Security researchers exploited 34 unique zero‑day vulnerabilities on the first day of the Pwn2Own Ireland 2025 competition and collected $522,500 in cash awards, organisers said. The event is run by Trend Micro’s Zero Day Initiative (ZDI), which coordinates responsible disclosure and gives affected vendors a 90‑day window to release fixes before public disclosure.
The day’s largest single prize went to Bongeun Koo and Evangelos Daravigkas of Team DDOS, who chained multiple flaws to compromise a QNAP Qhora‑322 router via its WAN interface and gain access to a QNAP TS‑453E NAS, earning $100,000. Details of their chain were shared on social media by the contest’s tracking account, including a post documenting the chaining eight zero-day flaws, and a linked post from the team is available here.
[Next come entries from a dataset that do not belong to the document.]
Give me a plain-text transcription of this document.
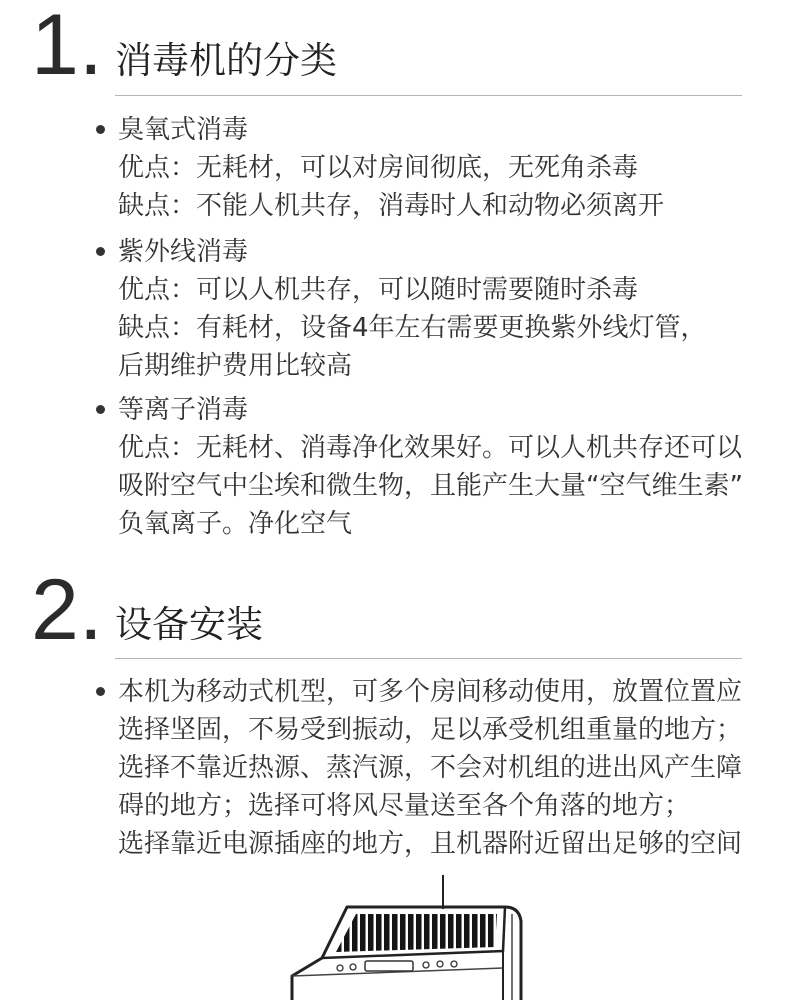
1. 消毒机的分类
臭氧式消毒
优点：无耗材，可以对房间彻底，无死角杀毒
缺点：不能人机共存，消毒时人和动物必须离开
紫外线消毒
优点：可以人机共存，可以随时需要随时杀毒
缺点：有耗材，设备4年左右需要更换紫外线灯管，
后期维护费用比较高
等离子消毒
优点：无耗材、消毒净化效果好。可以人机共存还可以
吸附空气中尘埃和微生物，且能产生大量“空气维生素”
负氧离子。净化空气
2. 设备安装
本机为移动式机型，可多个房间移动使用，放置位置应
选择坚固，不易受到振动，足以承受机组重量的地方；
选择不靠近热源、蒸汽源，不会对机组的进出风产生障
碍的地方；选择可将风尽量送至各个角落的地方；
选择靠近电源插座的地方，且机器附近留出足够的空间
Other successful demonstrations included full root compromises that earned $40,000 apiece for Synacktiv Team, Sina Kheirkhah of the Summoning Team, the DEVCORE Team, and Stephen Fewer of Rapid7 against devices including the Synology BeeStation Plus, the Synology DiskStation DS925+, the QNAP TS‑453E and the Home Assistant Green. Multiple teams including STARLabs, Team PetoWorks, Team ANHTUD and Ierae exploited a Canon imageCLASS MF654Cdw printer during the day, while STARLabs also earned $50,000 for a Sonos Era 300 compromise and Team ANHTUD collected $40,000 for an exploit of the Philips Hue Bridge.
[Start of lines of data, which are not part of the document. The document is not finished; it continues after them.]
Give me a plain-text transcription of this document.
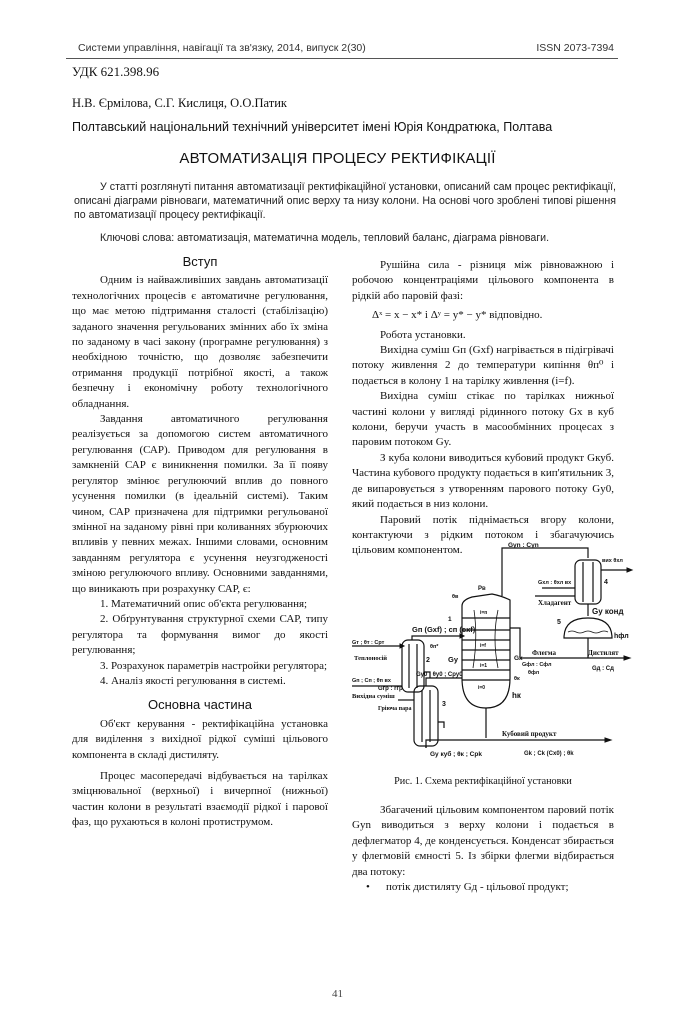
Системи управління, навігації та зв'язку, 2014, випуск 2(30)	ISSN 2073-7394
УДК 621.398.96
Н.В. Єрмілова, С.Г. Кислиця, О.О.Патик
Полтавський національний технічний університет імені Юрія Кондратюка, Полтава
АВТОМАТИЗАЦІЯ ПРОЦЕСУ РЕКТИФІКАЦІЇ
У статті розглянуті питання автоматизації ректифікаційної установки, описаний сам процес ректифікації, описані діаграми рівноваги, математичний опис верху та низу колони. На основі чого зроблені типові рішення по автоматизації процесу ректифікації.
Ключові слова: автоматизація, математична модель, тепловий баланс, діаграма рівноваги.

Вступ

Одним із найважливіших завдань автоматизації технологічних процесів є автоматичне регулювання, що має метою підтримання сталості (стабілізацію) заданого значення регульованих змінних або їх зміна по заданому в часі закону (програмне регулювання) з необхідною точністю, що дозволяє забезпечити отримання продукції потрібної якості, а також безпечну і економічну роботу технологічного обладнання.

Завдання автоматичного регулювання реалізується за допомогою систем автоматичного регулювання (САР). Приводом для регулювання в замкненій САР є виникнення помилки. За її появу регулятор змінює регулюючий вплив до повного усунення помилки (в ідеальній системі). Таким чином, САР призначена для підтримки регульованої змінної на заданому рівні при коливаннях збурюючих впливів у певних межах. Іншими словами, основним завданням регулятора є усунення неузгодженості зміною регулюючого впливу. Основними завданнями, що виникають при розрахунку САР, є:

1. Математичний опис об'єкта регулювання;

2. Обґрунтування структурної схеми САР, типу регулятора та формування вимог до якості регулювання;

3. Розрахунок параметрів настройки регулятора;

4. Аналіз якості регулювання в системі.

Основна частина

Об'єкт керування - ректифікаційна установка для виділення з вихідної рідкої суміші цільового компонента в складі дистиляту.

Процес масопередачі відбувається на тарілках зміцнювальної (верхньої) і вичерпної (нижньої) частин колони в результаті взаємодії рідкої і парової фаз, що рухаються в колоні протиструмом.

Рушійна сила - різниця між рівноважною і робочою концентраціями цільового компонента в рідкій або паровій фазі:

Δˣ = x − x* і Δʸ = y* − y* відповідно.

Робота установки.

Вихідна суміш Gп (Gxf) нагрівається в підігрівачі потоку живлення 2 до температури кипіння θп⁰ і подається в колону 1 на тарілку живлення (i=f).

Вихідна суміш стікає по тарілках нижньої частині колони у вигляді рідинного потоку Gx в куб колони, беручи участь в масообмінних процесах з паровим потоком Gy.

З куба колони виводиться кубовий продукт Gкуб. Частина кубового продукту подається в кип'ятильник 3, де випаровується з утворенням парового потоку Gy0, який подається в низ колони.

Паровий потік піднімається вгору колони, контактуючи з рідким потоком і збагачуючись цільовим компонентом.	Gyn : Cyn
вих θхл
Gхл : θхл вх
Хладагент
4
Pв
θв
i=n	Gу конд
5
hфл
1
Gп (Gxf) ; cп (cxf)
Флегма	Дистилят
Gфл : Cфл
θфл
Gд : Cд
i=f
Gт ; θт : Cрт
θп*
Теплоносій	2 Gy	Gx
Gy0 ; θy0 ; Cpy0
i=1
θк
i=0
hк
Gп ; Cп ; θп вх
Gгр : rгр
Вихідна суміш
Гріюча пара
3
Кубовий продукт
Gy куб ; θк ; Cpk	Gk ; Ck (Cx0) ; θk
Рис. 1. Схема ректифікаційної установки

Збагачений цільовим компонентом паровий потік Gyn виводиться з верху колони і подається в дефлегматор 4, де конденсується. Конденсат збирається у флегмовій ємності 5. Із збірки флегми відбирається два потоку:

• потік дистиляту Gд - цільової продукт;

41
Sina Kheirkhah and McCaulay Hudson of the Summoning Team combined two zero‑day vulnerabilities to gain root on a Synology ActiveProtect Appliance DP320 and were awarded $50,000. The Summoning Team collected a total of $102,500 on day one and moved to the top of the Master of Pwn leaderboard with 11.5 points.
Pwn2Own Ireland 2025 covers a wide set of targets, with the program outlining that it features eight categories including flagship smartphones, messaging apps, smart home devices, printers, home networking and network storage systems, surveillance equipment, and wearable technology. The ZDI also expanded the mobile category this year to allow USB‑port exploitation of locked handsets while retaining wireless protocols such as Bluetooth, Wi‑Fi and NFC; organisers published a schedule noting that on the second day researchers will again target network‑attached storage, printers, smart home and surveillance systems as well as the Samsung Galaxy S25.
ZDI announced earlier in the year that it would offer a $1 million reward for a demonstrated zero‑click WhatsApp exploit that achieves code execution without user interaction. Meta, QNAP and Synology are among the co‑sponsors of Pwn2Own Ireland, which runs from October 21 to October 24 in Cork, Ireland. ZDI also said it will return in January 2026 to the Automotive World show in Tokyo for a Pwn2Own Automotive contest, with details posted in a ZDI notice about the event for its third Pwn2Own Automotive contest.